Avete un iMac comprato nel 2011? Non potete cambiarvi l’hardisk, infatti Apple, molto applescamente, ha deciso di estendere il connettore SATA standard con una serie di piste che servono per comunicare i dati operativi dell’hardisk, anche questo con un non meglio definito “Apple Firmware”. Morale della storia, se si cambia l’hardisk con uno tradizionale si finisce per mandare le ventole al massimo e conseguente fallimento nel Apple Hardware Test.

Sembra quasi un caso di Embrace, Extend and Extinguish, e della peggior specie.

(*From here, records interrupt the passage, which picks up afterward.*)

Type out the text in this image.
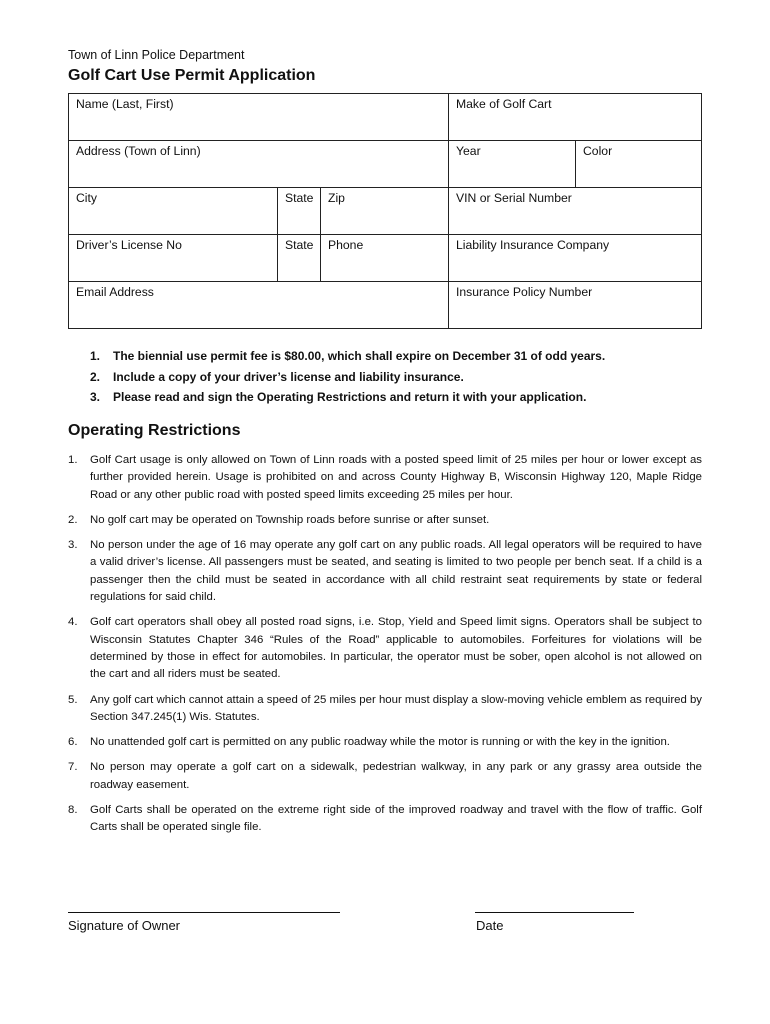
Town of Linn Police Department
Golf Cart Use Permit Application
Name (Last, First)	Make of Golf Cart
Address (Town of Linn)	Year	Color
City	State	Zip	VIN or Serial Number
Driver’s License No	State	Phone	Liability Insurance Company
Email Address	Insurance Policy Number
1. The biennial use permit fee is $80.00, which shall expire on December 31 of odd years.
2. Include a copy of your driver’s license and liability insurance.
3. Please read and sign the Operating Restrictions and return it with your application.
Operating Restrictions
1. Golf Cart usage is only allowed on Town of Linn roads with a posted speed limit of 25 miles per hour or lower except as further provided herein. Usage is prohibited on and across County Highway B, Wisconsin Highway 120, Maple Ridge Road or any other public road with posted speed limits exceeding 25 miles per hour.
2. No golf cart may be operated on Township roads before sunrise or after sunset.
3. No person under the age of 16 may operate any golf cart on any public roads. All legal operators will be required to have a valid driver’s license. All passengers must be seated, and seating is limited to two people per bench seat. If a child is a passenger then the child must be seated in accordance with all child restraint seat requirements by state or federal regulations for said child.
4. Golf cart operators shall obey all posted road signs, i.e. Stop, Yield and Speed limit signs. Operators shall be subject to Wisconsin Statutes Chapter 346 “Rules of the Road” applicable to automobiles. Forfeitures for violations will be determined by those in effect for automobiles. In particular, the operator must be sober, open alcohol is not allowed on the cart and all riders must be seated.
5. Any golf cart which cannot attain a speed of 25 miles per hour must display a slow-moving vehicle emblem as required by Section 347.245(1) Wis. Statutes.
6. No unattended golf cart is permitted on any public roadway while the motor is running or with the key in the ignition.
7. No person may operate a golf cart on a sidewalk, pedestrian walkway, in any park or any grassy area outside the roadway easement.
8. Golf Carts shall be operated on the extreme right side of the improved roadway and travel with the flow of traffic. Golf Carts shall be operated single file.
Signature of Owner	Date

Ma c’era proprio bisogno? Per quale arcano motivo si decide di precludere all’utente (che ha sganciato una buona dose di euro) la possibilità di andare dal negoziante di fiducia e comprare un hardisk nuovo? Così si preclude all’utente anche la possibilità di tenere il sistema aggiornato nel corso degli anni. Fa tutto parte della cosidetta “obsolescenza pianificata”, un vero e proprio disastro.

L’UE dovrebbe prendere provvedimenti, non è minimamente pensabile, nel 2011, che un produttore hardware decida di usare connettori non standard, ed ecco alcuni motivi:

  • è un problema di inquinamento, perché gettare alle ortiche la possibilità di andare ovunque a comprare un upgrade disco? molto meglio creare stock per questi nuovi dischi, nuove linee di rifornimento, nuovi processi produttivi.
  • è un problema di disponibilità, chi mi garantisce che tra quattro/cinque anni questi stramaledetti hardisk siano prodotti da qualcuno solo per Apple?
  • è un problema di libertà, la tanto vantata libertà della famosa pubblicità 1984 di Apple, chi è il mostro ora?

Evitate di comprare i nuovi iMac, questa è l’unica opzione che abbiamo come consumatori.